Стенс поднял вверх сжатый кулак и поочередно выпрямляя свои длинные пальцы, стал перечислять требования:

 Нам нужен эксклюзивный контракт с нашей компанией что вы торгуете пушниной в загранице только с нами и ни с какой другой компанией это раз! Во-вторых, ваш отряд должен сделать максимально подробную карту местности, где будет продвигаться. И, в-третьих, нужно описание народов, что проживают на востоке. Их обычаи, верования, степень вооруженности и развития быта. Если ты согласен на эти три условия, то мы готовы очень благоразумно сторговаться по цене на пушнину и на все товары, которые вы привезете из Сибири

Исай не верил своей удаче, подумав про себя: «Вот простофили эти англичане какие-то карты и описания инородцев в обмен на барыши!».

Купец радостно кивнул и протянул свою мягкую изнеженную ладошку Стенсу для рукопожатия, всем видом показывая, что готов сделать все то, о чем просит англичанин.


Донельзя довольный договоренностями Исай кликнул своих компаньонов и поведал им о переговорах с англичанами. Оживленные купцы стали нахваливать Исая, и каждый мысленно уже делил барыши.

Не откладывая в долгий ящик, решили кинуть клич по Москве искать отчаянных людей и собирать ватагу на восток. Отдельной задачей встал выбор атамана: лицо должно быть доверенное и проверенное. Опять-таки не могли никак сойтись на ком именно в конце концов решили, что каждый предложит своего.

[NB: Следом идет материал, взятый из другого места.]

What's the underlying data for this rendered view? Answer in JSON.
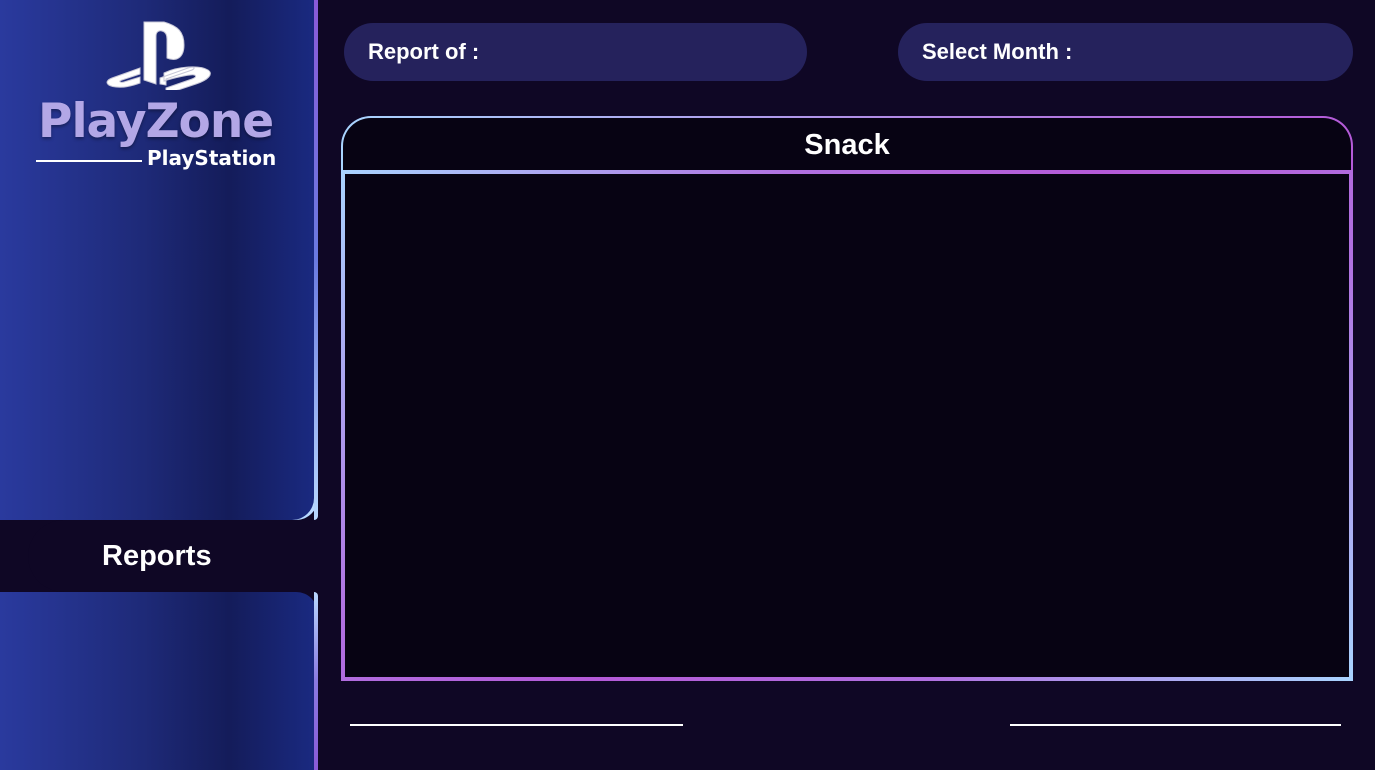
{
  "brand": {
    "icon": "playstation-logo-icon",
    "title": "PlayZone",
    "subtitle": "PlayStation"
  },
  "sidebar": {
    "items": [
      {
        "label": "Reports",
        "active": true
      }
    ]
  },
  "header": {
    "report_label": "Report of :",
    "month_label": "Select Month :"
  },
  "panel": {
    "title": "Snack"
  },
  "colors": {
    "background": "#0f0725",
    "sidebar_gradient_start": "#2a3a9e",
    "sidebar_gradient_end": "#141c5a",
    "pill": "#25225c",
    "panel_fill": "#070313",
    "accent_blue": "#a9d4ff",
    "accent_purple": "#b45ad8"
  }
}
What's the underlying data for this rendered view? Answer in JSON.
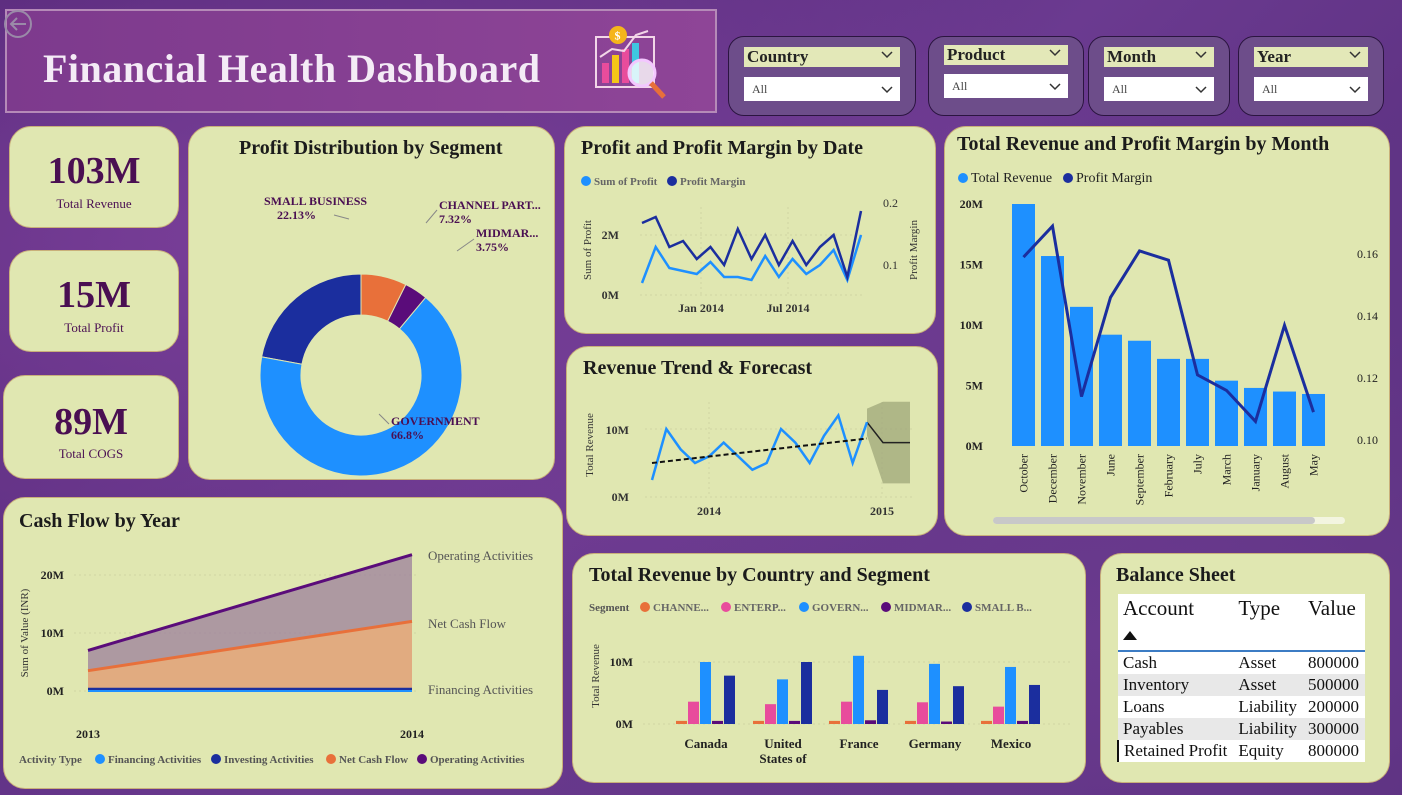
{
  "header": {
    "title": "Financial Health Dashboard"
  },
  "slicers": [
    {
      "label": "Country",
      "value": "All"
    },
    {
      "label": "Product",
      "value": "All"
    },
    {
      "label": "Month",
      "value": "All"
    },
    {
      "label": "Year",
      "value": "All"
    }
  ],
  "kpis": [
    {
      "value": "103M",
      "label": "Total Revenue"
    },
    {
      "value": "15M",
      "label": "Total Profit"
    },
    {
      "value": "89M",
      "label": "Total COGS"
    }
  ],
  "colors": {
    "light_blue": "#1e90ff",
    "dark_blue": "#1b2e9e",
    "orange": "#e8703a",
    "pink": "#e84c9c",
    "purple": "#5a0c7a",
    "card": "#e0e7b1"
  },
  "chart_data": [
    {
      "id": "profit_segment",
      "type": "pie",
      "title": "Profit Distribution by Segment",
      "slices": [
        {
          "label": "GOVERNMENT",
          "value": 66.8,
          "pct_label": "66.8%",
          "color": "#1e90ff"
        },
        {
          "label": "SMALL BUSINESS",
          "value": 22.13,
          "pct_label": "22.13%",
          "color": "#1b2e9e"
        },
        {
          "label": "CHANNEL PART...",
          "value": 7.32,
          "pct_label": "7.32%",
          "color": "#e8703a"
        },
        {
          "label": "MIDMAR...",
          "value": 3.75,
          "pct_label": "3.75%",
          "color": "#5a0c7a"
        }
      ]
    },
    {
      "id": "profit_by_date",
      "type": "line",
      "title": "Profit and Profit Margin by Date",
      "legend": [
        "Sum of Profit",
        "Profit Margin"
      ],
      "ylabel": "Sum of Profit",
      "y2label": "Profit Margin",
      "y_ticks": [
        "0M",
        "2M"
      ],
      "y2_ticks": [
        "0.1",
        "0.2"
      ],
      "x_ticks": [
        "Jan 2014",
        "Jul 2014"
      ],
      "series": [
        {
          "name": "Sum of Profit",
          "axis": "left",
          "values": [
            0.4,
            1.6,
            0.9,
            0.8,
            0.7,
            1.1,
            0.6,
            0.6,
            0.5,
            1.3,
            0.6,
            1.2,
            0.7,
            1.0,
            1.5,
            0.5,
            2.0
          ]
        },
        {
          "name": "Profit Margin",
          "axis": "right",
          "values": [
            0.17,
            0.18,
            0.13,
            0.14,
            0.11,
            0.13,
            0.1,
            0.16,
            0.11,
            0.15,
            0.1,
            0.14,
            0.1,
            0.13,
            0.15,
            0.08,
            0.19
          ]
        }
      ]
    },
    {
      "id": "revenue_trend",
      "type": "line",
      "title": "Revenue Trend & Forecast",
      "ylabel": "Total Revenue",
      "y_ticks": [
        "0M",
        "10M"
      ],
      "x_ticks": [
        "2014",
        "2015"
      ],
      "series": [
        {
          "name": "Total Revenue",
          "values": [
            2.5,
            10,
            7,
            5,
            6,
            8,
            6,
            4,
            5,
            10,
            8,
            5,
            9,
            12,
            5,
            11
          ]
        }
      ],
      "forecast": {
        "values": [
          11,
          8,
          8,
          8
        ],
        "upper": [
          13,
          14,
          14,
          14
        ],
        "lower": [
          9,
          2,
          2,
          2
        ]
      }
    },
    {
      "id": "revenue_by_month",
      "type": "bar",
      "title": "Total Revenue and Profit Margin by Month",
      "legend": [
        "Total Revenue",
        "Profit Margin"
      ],
      "categories": [
        "October",
        "December",
        "November",
        "June",
        "September",
        "February",
        "July",
        "March",
        "January",
        "August",
        "May"
      ],
      "series": [
        {
          "name": "Total Revenue",
          "values": [
            20,
            15.7,
            11.5,
            9.2,
            8.7,
            7.2,
            7.2,
            5.4,
            4.8,
            4.5,
            4.3
          ]
        },
        {
          "name": "Profit Margin",
          "values": [
            0.159,
            0.169,
            0.114,
            0.146,
            0.161,
            0.158,
            0.121,
            0.116,
            0.106,
            0.137,
            0.109
          ]
        }
      ],
      "y_ticks": [
        "0M",
        "5M",
        "10M",
        "15M",
        "20M"
      ],
      "y2_ticks": [
        "0.10",
        "0.12",
        "0.14",
        "0.16"
      ],
      "ylim": [
        0,
        20
      ],
      "y2lim": [
        0.1,
        0.17
      ]
    },
    {
      "id": "cash_flow",
      "type": "area",
      "title": "Cash Flow by Year",
      "ylabel": "Sum of Value (INR)",
      "x": [
        "2013",
        "2014"
      ],
      "y_ticks": [
        "0M",
        "10M",
        "20M"
      ],
      "legend_title": "Activity Type",
      "series": [
        {
          "name": "Financing Activities",
          "values": [
            0,
            0
          ],
          "color": "#1e90ff"
        },
        {
          "name": "Investing Activities",
          "values": [
            0.3,
            0.3
          ],
          "color": "#1b2e9e"
        },
        {
          "name": "Net Cash Flow",
          "values": [
            3.5,
            12
          ],
          "color": "#e8703a"
        },
        {
          "name": "Operating Activities",
          "values": [
            7,
            23.5
          ],
          "color": "#5a0c7a"
        }
      ],
      "labels": [
        "Operating Activities",
        "Net Cash Flow",
        "Financing Activities"
      ],
      "legend_labels": [
        "Financing Activities",
        "Investing Activities",
        "Net Cash Flow",
        "Operating Activities"
      ]
    },
    {
      "id": "revenue_country_segment",
      "type": "bar",
      "title": "Total Revenue by Country and Segment",
      "legend_title": "Segment",
      "legend": [
        "CHANNE...",
        "ENTERP...",
        "GOVERN...",
        "MIDMAR...",
        "SMALL B..."
      ],
      "ylabel": "Total Revenue",
      "y_ticks": [
        "0M",
        "10M"
      ],
      "categories": [
        "Canada",
        "United States of",
        "France",
        "Germany",
        "Mexico"
      ],
      "series": [
        {
          "name": "CHANNEL PARTNERS",
          "color": "#e8703a",
          "values": [
            0.5,
            0.5,
            0.5,
            0.5,
            0.5
          ]
        },
        {
          "name": "ENTERPRISE",
          "color": "#e84c9c",
          "values": [
            3.6,
            3.2,
            3.6,
            3.5,
            2.8
          ]
        },
        {
          "name": "GOVERNMENT",
          "color": "#1e90ff",
          "values": [
            10,
            7.2,
            11,
            9.7,
            9.2
          ]
        },
        {
          "name": "MIDMARKET",
          "color": "#5a0c7a",
          "values": [
            0.5,
            0.5,
            0.6,
            0.4,
            0.5
          ]
        },
        {
          "name": "SMALL BUSINESS",
          "color": "#1b2e9e",
          "values": [
            7.8,
            10,
            5.5,
            6.1,
            6.3
          ]
        }
      ]
    },
    {
      "id": "balance_sheet",
      "type": "table",
      "title": "Balance Sheet",
      "columns": [
        "Account",
        "Type",
        "Value"
      ],
      "rows": [
        [
          "Cash",
          "Asset",
          "800000"
        ],
        [
          "Inventory",
          "Asset",
          "500000"
        ],
        [
          "Loans",
          "Liability",
          "200000"
        ],
        [
          "Payables",
          "Liability",
          "300000"
        ],
        [
          "Retained Profit",
          "Equity",
          "800000"
        ]
      ]
    }
  ]
}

И проведя с ними беседы, определиться кто станет вожаком ватаги.

Доставайте из погребов,Подымайте на белый светГрозное оружье боев,Грозную стальную броню!С древних лет я оружье ковал,Для мести ожесточал,Великими чарами заколдовал,Так и рвется на битву оно

Прохор потерял свою мать в четыре года, когда она не смогла разродиться вторым ребенком. Он помнил свою мать обрывками и не совсем отчетливо. Но явственно помнился ему вкусный запах ароматных хлебных лепешек, который исходил от нее. И то, как он, еще маленький, пытается обнять свою маму, но не мог обхватить своими маленькими ручонками ее большой живот. Мама гладит его мягкой рукой и говорит ласковые слова: «Солнышко ты мое!».

Эти воспоминания всегда всплывали перед Прохором, когда он понимал всю холодность и жестокость этого большого мира. Ему хотелось снова прижаться к большому животу мамы, обнять ее, снова почувствовать вкусный запах хлеба и тепло ее рук.

Отец Прохора Иван так больше и не женился, оставшись вдовцом и храня память о своей красавице жене.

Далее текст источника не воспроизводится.